Understanding how your market operates is critical to determining the level of risk and how to reduce it. In some sectors, cross-licensing IP is common. To ensure freedom-to-operate, emphasis is often placed on developing larger portfolios to increase the prospect of cross-licensing.

In other sectors, litigation and injunctions are more common. Extensive freedom-to-operate analysis may be required at a relatively early stage to identify problematic IP that can be challenged to clear the way for your own product.

A lack of appreciation for the risks specific to your sector will surely reduce investor confidence in your ability to scale the business and realise the returns they are looking for.

Ownership and Licencing

The IP ownership situation can be particularly complex for some start-ups in view of their often-informal beginnings. If IP rights like patents are core to the business, then ensuring the ownership position is watertight is a must. Even rectifiable problems with IP ownership will eat precious resources if left for too long, and can turn off investors.

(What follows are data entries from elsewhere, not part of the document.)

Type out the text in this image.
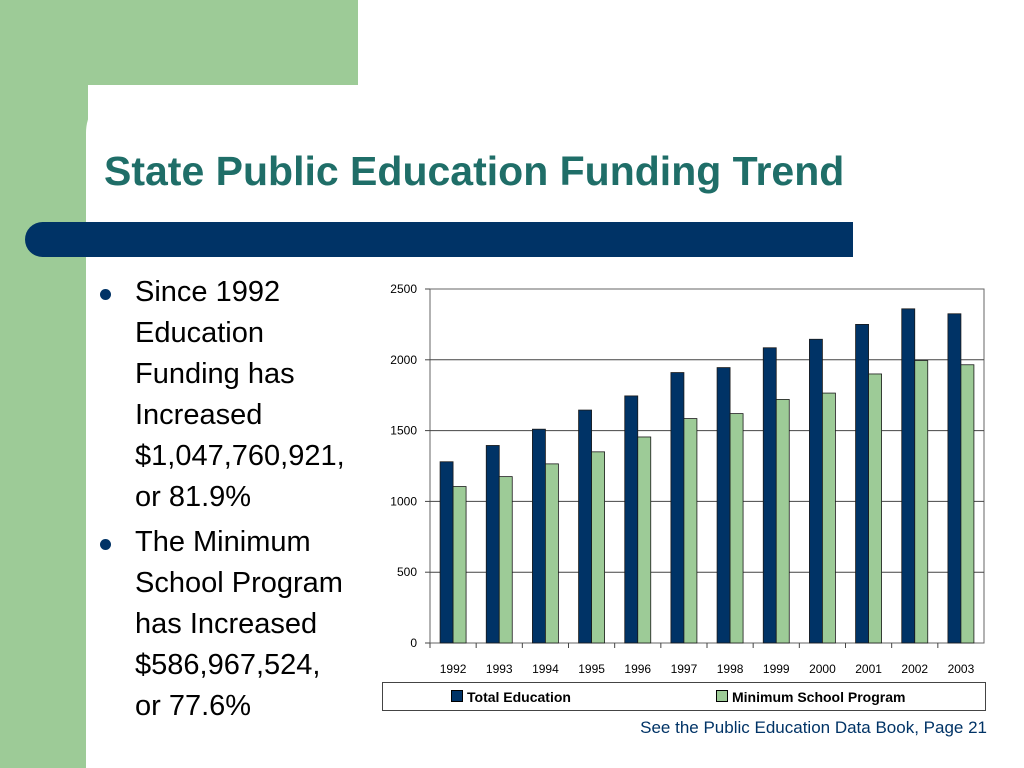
State Public Education Funding Trend
Since 1992
Education
Funding has
Increased
$1,047,760,921,
or 81.9%
The Minimum
School Program
has Increased
$586,967,524,
or 77.6%
0
500
1000
1500
2000
2500
1992 1993 1994 1995 1996 1997 1998 1999 2000 2001 2002 2003
Total Education	Minimum School Program
See the Public Education Data Book, Page 21
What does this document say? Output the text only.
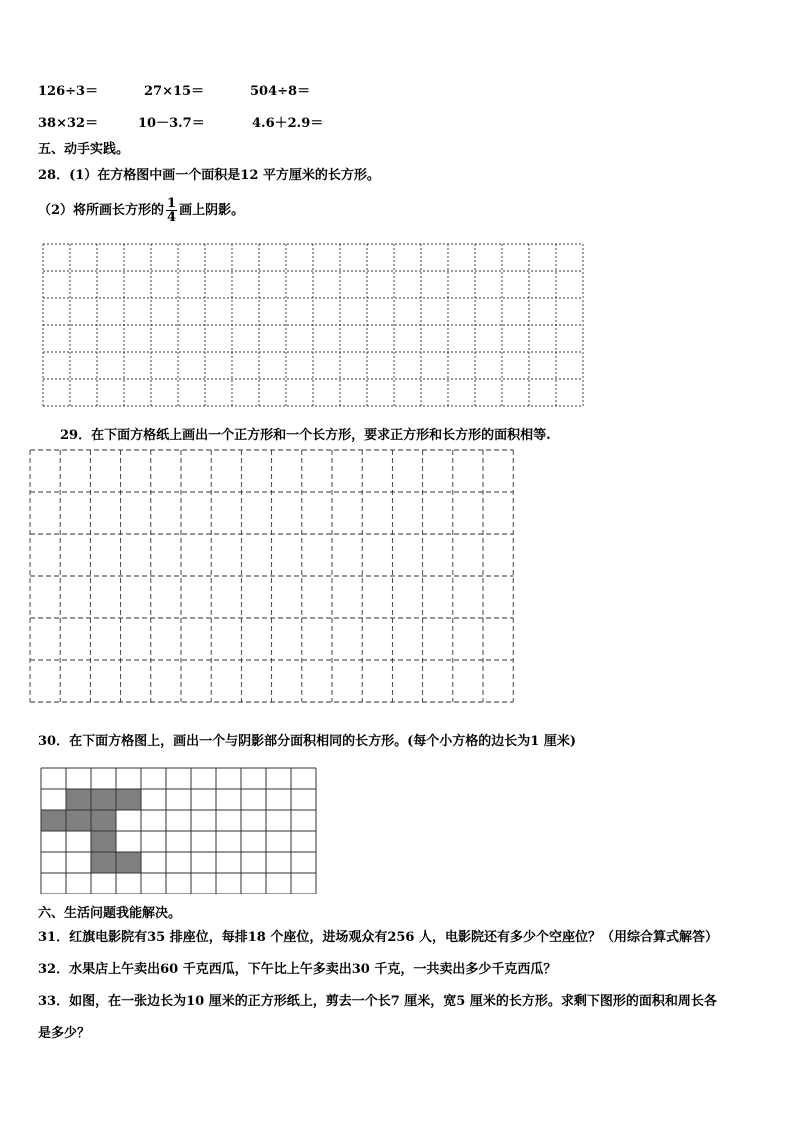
126÷3＝	27×15＝	504÷8＝
38×32＝	10－3.7＝	4.6＋2.9＝
五、动手实践。
28．(1）在方格图中画一个面积是12 平方厘米的长方形。
（2）将所画长方形的 $\frac{1}{4}$ 画上阴影。
29．在下面方格纸上画出一个正方形和一个长方形，要求正方形和长方形的面积相等.
30．在下面方格图上，画出一个与阴影部分面积相同的长方形。(每个小方格的边长为1 厘米)
六、生活问题我能解决。
31．红旗电影院有35 排座位，每排18 个座位，进场观众有256 人，电影院还有多少个空座位？（用综合算式解答）
32．水果店上午卖出60 千克西瓜，下午比上午多卖出30 千克，一共卖出多少千克西瓜？
33．如图，在一张边长为10 厘米的正方形纸上，剪去一个长7 厘米，宽5 厘米的长方形。求剩下图形的面积和周长各
是多少？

Whether an IP licence is acceptable to an investor, rather than ownership, depends greatly on the relationship with the licensor. Exclusive patent licences from universities for the purpose of forming a spin-out are generally considered low risk, particularly when academic inventors are also stakeholders in the business.

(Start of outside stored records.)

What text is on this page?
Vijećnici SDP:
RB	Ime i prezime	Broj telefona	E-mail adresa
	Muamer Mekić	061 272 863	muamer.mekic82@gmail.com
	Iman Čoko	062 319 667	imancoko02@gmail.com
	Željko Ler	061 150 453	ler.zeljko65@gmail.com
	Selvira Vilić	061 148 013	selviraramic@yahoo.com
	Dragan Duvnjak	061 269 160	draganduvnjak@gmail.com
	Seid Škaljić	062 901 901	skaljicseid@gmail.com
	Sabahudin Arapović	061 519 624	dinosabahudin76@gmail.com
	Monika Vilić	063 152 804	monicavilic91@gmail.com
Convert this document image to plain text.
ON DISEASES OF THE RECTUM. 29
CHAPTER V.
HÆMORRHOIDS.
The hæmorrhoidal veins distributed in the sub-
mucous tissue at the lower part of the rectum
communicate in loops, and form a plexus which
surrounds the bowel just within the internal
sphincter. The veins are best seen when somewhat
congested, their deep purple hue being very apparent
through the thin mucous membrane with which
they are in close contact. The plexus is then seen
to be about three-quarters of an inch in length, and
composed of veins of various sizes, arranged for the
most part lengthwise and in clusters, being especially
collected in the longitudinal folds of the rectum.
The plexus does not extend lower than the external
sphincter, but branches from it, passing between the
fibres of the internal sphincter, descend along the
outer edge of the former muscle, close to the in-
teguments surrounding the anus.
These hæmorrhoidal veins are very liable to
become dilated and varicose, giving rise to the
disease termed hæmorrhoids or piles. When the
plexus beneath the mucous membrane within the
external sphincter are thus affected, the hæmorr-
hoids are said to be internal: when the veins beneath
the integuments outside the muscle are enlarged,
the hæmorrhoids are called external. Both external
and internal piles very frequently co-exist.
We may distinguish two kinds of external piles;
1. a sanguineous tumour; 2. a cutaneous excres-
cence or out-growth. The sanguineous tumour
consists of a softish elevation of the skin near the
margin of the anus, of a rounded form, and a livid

Of course, if you can’t demonstrate that you have the rights to use critical IP, let alone the formal legal rights to it, then that is a big red flag.

Operations

If IP is important to your business, then so is IP strategy and management. If IP is an afterthought, or handled reactively, then each of the risks discussed above will be magnified.

Again, the steps that you should take can be dependent on the sector in which you operate. Systems designed to capture and protect innovations in order to build a competitive portfolio are likely to be important for most businesses. Formalising your approach to freedom-to-operate at an early stage may be more critical for some sectors than others.

Even basic IP management practices, like appointing an individual or committee to take responsibility for IP within the business, will go a long way to reassuring investors that you have the management nous to develop your business into a commercial success with their money.

Conclusion

Your business plan and team will often define the maximum potential value investors put on your business in the early stages. But everything else, including your approach to IP, will work to knock that value down.

If you take the time to understand the IP within your business, the approach to IP taken in your market sector, and how IP can be leveraged to your commercial advantage, you can formulate a plan to meet the needs investors at each investment milestone. (Although, it wouldn’t be unreasonable to get some more specific guidance from an expert.)

Do that, and when you ask for investment, I can (figuratively, for the purpose of gravitas in this article, but not legally) guarantee the answer won’t be: “it depends on your IP”.